'Young and Beautiful,' the story of a teenage prostitute, is unnervingly dispassionate

'Young and Beautiful' stars Marine Vacth.

'Young and Beautiful' stars Marine Vacth (l.).

Courtesy of IFC Films

April 25, 2014

François Ozon’s Cannes hit “Young and Beautiful” is an unnervingly dispassionate movie about a 17-year-old girl from a “good” middle-class family who willingly and inexplicably becomes a prostitute. Isabelle (Marine Vacth) lives at home with her kid brother (Fantin Ravat) and her mother (a fine Géraldine Pailhas) and stepfather (Frédéric Pierrot). She doesn’t lack for money and is popular, if standoffish, at school. Although it’s implied that her prostitution, which we see in sometimes graphic detail, is some sort of payback directed at her divorced dad, Ozon doesn’t really spell anything out for us. He uses Vacth, a beauty who somewhat resembles the young Nastassja Kinski or Dominique Sanda, for her eerie, implacable hauteur. There is a mask behind her mask.

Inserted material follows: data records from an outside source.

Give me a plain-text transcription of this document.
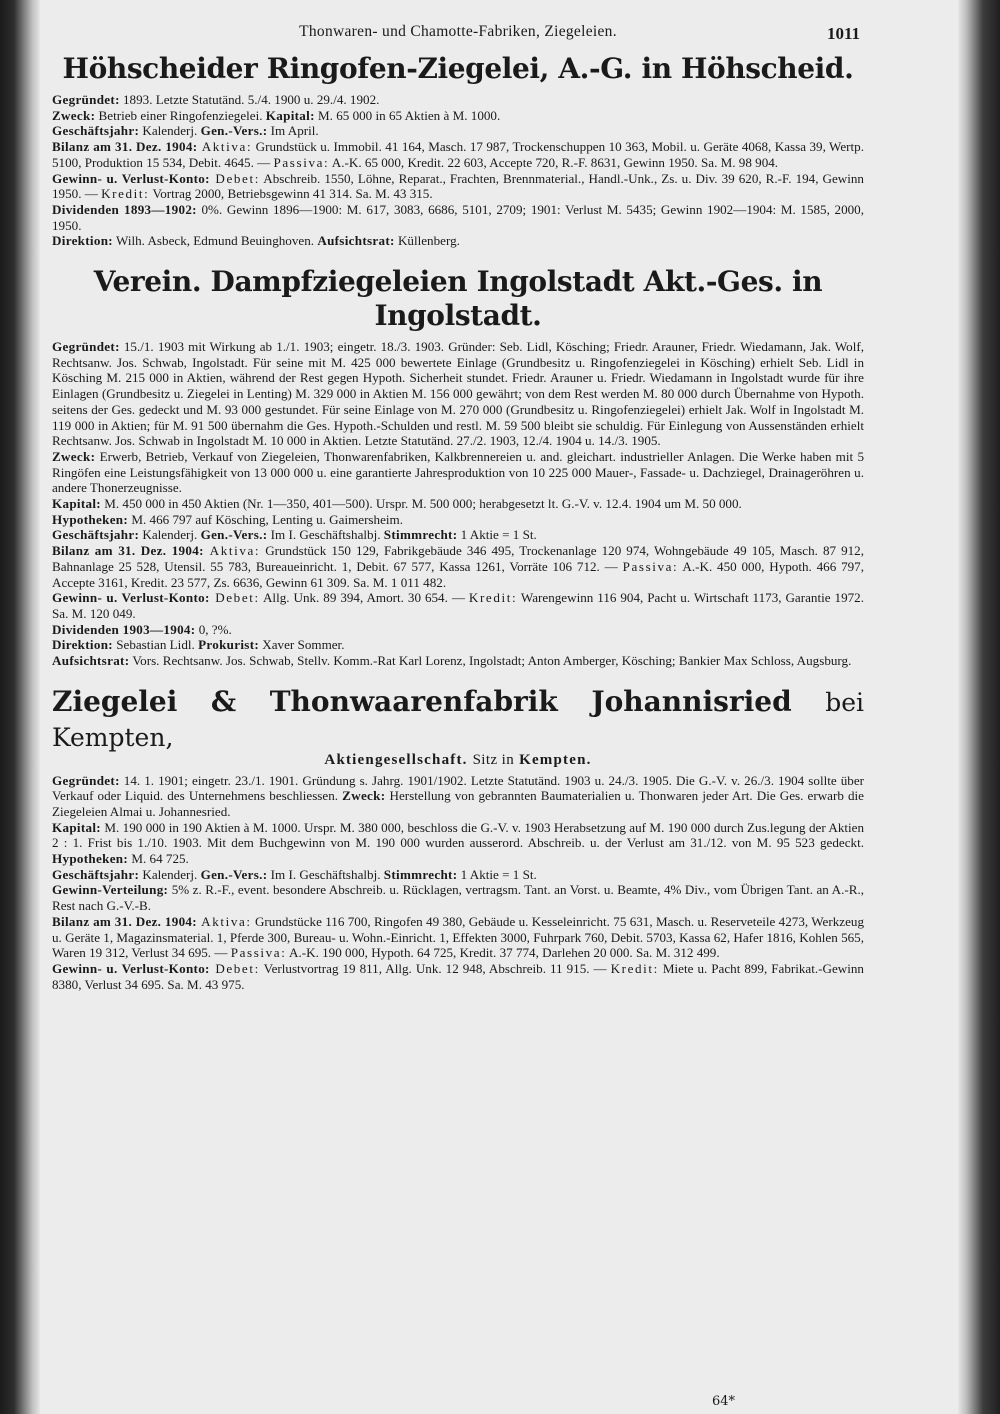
Thonwaren- und Chamotte-Fabriken, Ziegeleien.	1011
Höhscheider Ringofen-Ziegelei, A.-G. in Höhscheid.

Gegründet: 1893. Letzte Statutänd. 5./4. 1900 u. 29./4. 1902.

Zweck: Betrieb einer Ringofenziegelei. Kapital: M. 65 000 in 65 Aktien à M. 1000.

Geschäftsjahr: Kalenderj. Gen.-Vers.: Im April.

Bilanz am 31. Dez. 1904: Aktiva: Grundstück u. Immobil. 41 164, Masch. 17 987, Trockenschuppen 10 363, Mobil. u. Geräte 4068, Kassa 39, Wertp. 5100, Produktion 15 534, Debit. 4645. — Passiva: A.-K. 65 000, Kredit. 22 603, Accepte 720, R.-F. 8631, Gewinn 1950. Sa. M. 98 904.

Gewinn- u. Verlust-Konto: Debet: Abschreib. 1550, Löhne, Reparat., Frachten, Brennmaterial., Handl.-Unk., Zs. u. Div. 39 620, R.-F. 194, Gewinn 1950. — Kredit: Vortrag 2000, Betriebsgewinn 41 314. Sa. M. 43 315.

Dividenden 1893—1902: 0%. Gewinn 1896—1900: M. 617, 3083, 6686, 5101, 2709; 1901: Verlust M. 5435; Gewinn 1902—1904: M. 1585, 2000, 1950.

Direktion: Wilh. Asbeck, Edmund Beuinghoven. Aufsichtsrat: Küllenberg.

Verein. Dampfziegeleien Ingolstadt Akt.-Ges. in Ingolstadt.

Gegründet: 15./1. 1903 mit Wirkung ab 1./1. 1903; eingetr. 18./3. 1903. Gründer: Seb. Lidl, Kösching; Friedr. Arauner, Friedr. Wiedamann, Jak. Wolf, Rechtsanw. Jos. Schwab, Ingolstadt. Für seine mit M. 425 000 bewertete Einlage (Grundbesitz u. Ringofenziegelei in Kösching) erhielt Seb. Lidl in Kösching M. 215 000 in Aktien, während der Rest gegen Hypoth. Sicherheit stundet. Friedr. Arauner u. Friedr. Wiedamann in Ingolstadt wurde für ihre Einlagen (Grundbesitz u. Ziegelei in Lenting) M. 329 000 in Aktien M. 156 000 gewährt; von dem Rest werden M. 80 000 durch Übernahme von Hypoth. seitens der Ges. gedeckt und M. 93 000 gestundet. Für seine Einlage von M. 270 000 (Grundbesitz u. Ringofenziegelei) erhielt Jak. Wolf in Ingolstadt M. 119 000 in Aktien; für M. 91 500 übernahm die Ges. Hypoth.-Schulden und restl. M. 59 500 bleibt sie schuldig. Für Einlegung von Aussenständen erhielt Rechtsanw. Jos. Schwab in Ingolstadt M. 10 000 in Aktien. Letzte Statutänd. 27./2. 1903, 12./4. 1904 u. 14./3. 1905.

Zweck: Erwerb, Betrieb, Verkauf von Ziegeleien, Thonwarenfabriken, Kalkbrennereien u. and. gleichart. industrieller Anlagen. Die Werke haben mit 5 Ringöfen eine Leistungsfähigkeit von 13 000 000 u. eine garantierte Jahresproduktion von 10 225 000 Mauer-, Fassade- u. Dachziegel, Drainageröhren u. andere Thonerzeugnisse.

Kapital: M. 450 000 in 450 Aktien (Nr. 1—350, 401—500). Urspr. M. 500 000; herabgesetzt lt. G.-V. v. 12.4. 1904 um M. 50 000.

Hypotheken: M. 466 797 auf Kösching, Lenting u. Gaimersheim.

Geschäftsjahr: Kalenderj. Gen.-Vers.: Im I. Geschäftshalbj. Stimmrecht: 1 Aktie = 1 St.

Bilanz am 31. Dez. 1904: Aktiva: Grundstück 150 129, Fabrikgebäude 346 495, Trockenanlage 120 974, Wohngebäude 49 105, Masch. 87 912, Bahnanlage 25 528, Utensil. 55 783, Bureaueinricht. 1, Debit. 67 577, Kassa 1261, Vorräte 106 712. — Passiva: A.-K. 450 000, Hypoth. 466 797, Accepte 3161, Kredit. 23 577, Zs. 6636, Gewinn 61 309. Sa. M. 1 011 482.

Gewinn- u. Verlust-Konto: Debet: Allg. Unk. 89 394, Amort. 30 654. — Kredit: Warengewinn 116 904, Pacht u. Wirtschaft 1173, Garantie 1972. Sa. M. 120 049.

Dividenden 1903—1904: 0, ?%.

Direktion: Sebastian Lidl. Prokurist: Xaver Sommer.

Aufsichtsrat: Vors. Rechtsanw. Jos. Schwab, Stellv. Komm.-Rat Karl Lorenz, Ingolstadt; Anton Amberger, Kösching; Bankier Max Schloss, Augsburg.

Ziegelei & Thonwaarenfabrik Johannisried bei Kempten,
Aktiengesellschaft. Sitz in Kempten.

Gegründet: 14. 1. 1901; eingetr. 23./1. 1901. Gründung s. Jahrg. 1901/1902. Letzte Statutänd. 1903 u. 24./3. 1905. Die G.-V. v. 26./3. 1904 sollte über Verkauf oder Liquid. des Unternehmens beschliessen. Zweck: Herstellung von gebrannten Baumaterialien u. Thonwaren jeder Art. Die Ges. erwarb die Ziegeleien Almai u. Johannesried.

Kapital: M. 190 000 in 190 Aktien à M. 1000. Urspr. M. 380 000, beschloss die G.-V. v. 1903 Herabsetzung auf M. 190 000 durch Zus.legung der Aktien 2 : 1. Frist bis 1./10. 1903. Mit dem Buchgewinn von M. 190 000 wurden ausserord. Abschreib. u. der Verlust am 31./12. von M. 95 523 gedeckt. Hypotheken: M. 64 725.

Geschäftsjahr: Kalenderj. Gen.-Vers.: Im I. Geschäftshalbj. Stimmrecht: 1 Aktie = 1 St.

Gewinn-Verteilung: 5% z. R.-F., event. besondere Abschreib. u. Rücklagen, vertragsm. Tant. an Vorst. u. Beamte, 4% Div., vom Übrigen Tant. an A.-R., Rest nach G.-V.-B.

Bilanz am 31. Dez. 1904: Aktiva: Grundstücke 116 700, Ringofen 49 380, Gebäude u. Kesseleinricht. 75 631, Masch. u. Reserveteile 4273, Werkzeug u. Geräte 1, Magazinsmaterial. 1, Pferde 300, Bureau- u. Wohn.-Einricht. 1, Effekten 3000, Fuhrpark 760, Debit. 5703, Kassa 62, Hafer 1816, Kohlen 565, Waren 19 312, Verlust 34 695. — Passiva: A.-K. 190 000, Hypoth. 64 725, Kredit. 37 774, Darlehen 20 000. Sa. M. 312 499.

Gewinn- u. Verlust-Konto: Debet: Verlustvortrag 19 811, Allg. Unk. 12 948, Abschreib. 11 915. — Kredit: Miete u. Pacht 899, Fabrikat.-Gewinn 8380, Verlust 34 695. Sa. M. 43 975.

64*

Ozon also attempts, less than successfully, to set up some sort of equivalence between Isabelle’s hooking (late afternoons, weekdays only, in hotels) and the other financial transactions that we see, ranging from her baby-sitting gigs to the girls in her brother’s class selling kisses for €5 apiece. The slippery slope in this movie is all too conveniently, and unconvincingly, slippery. Grade: B. (Unrated.)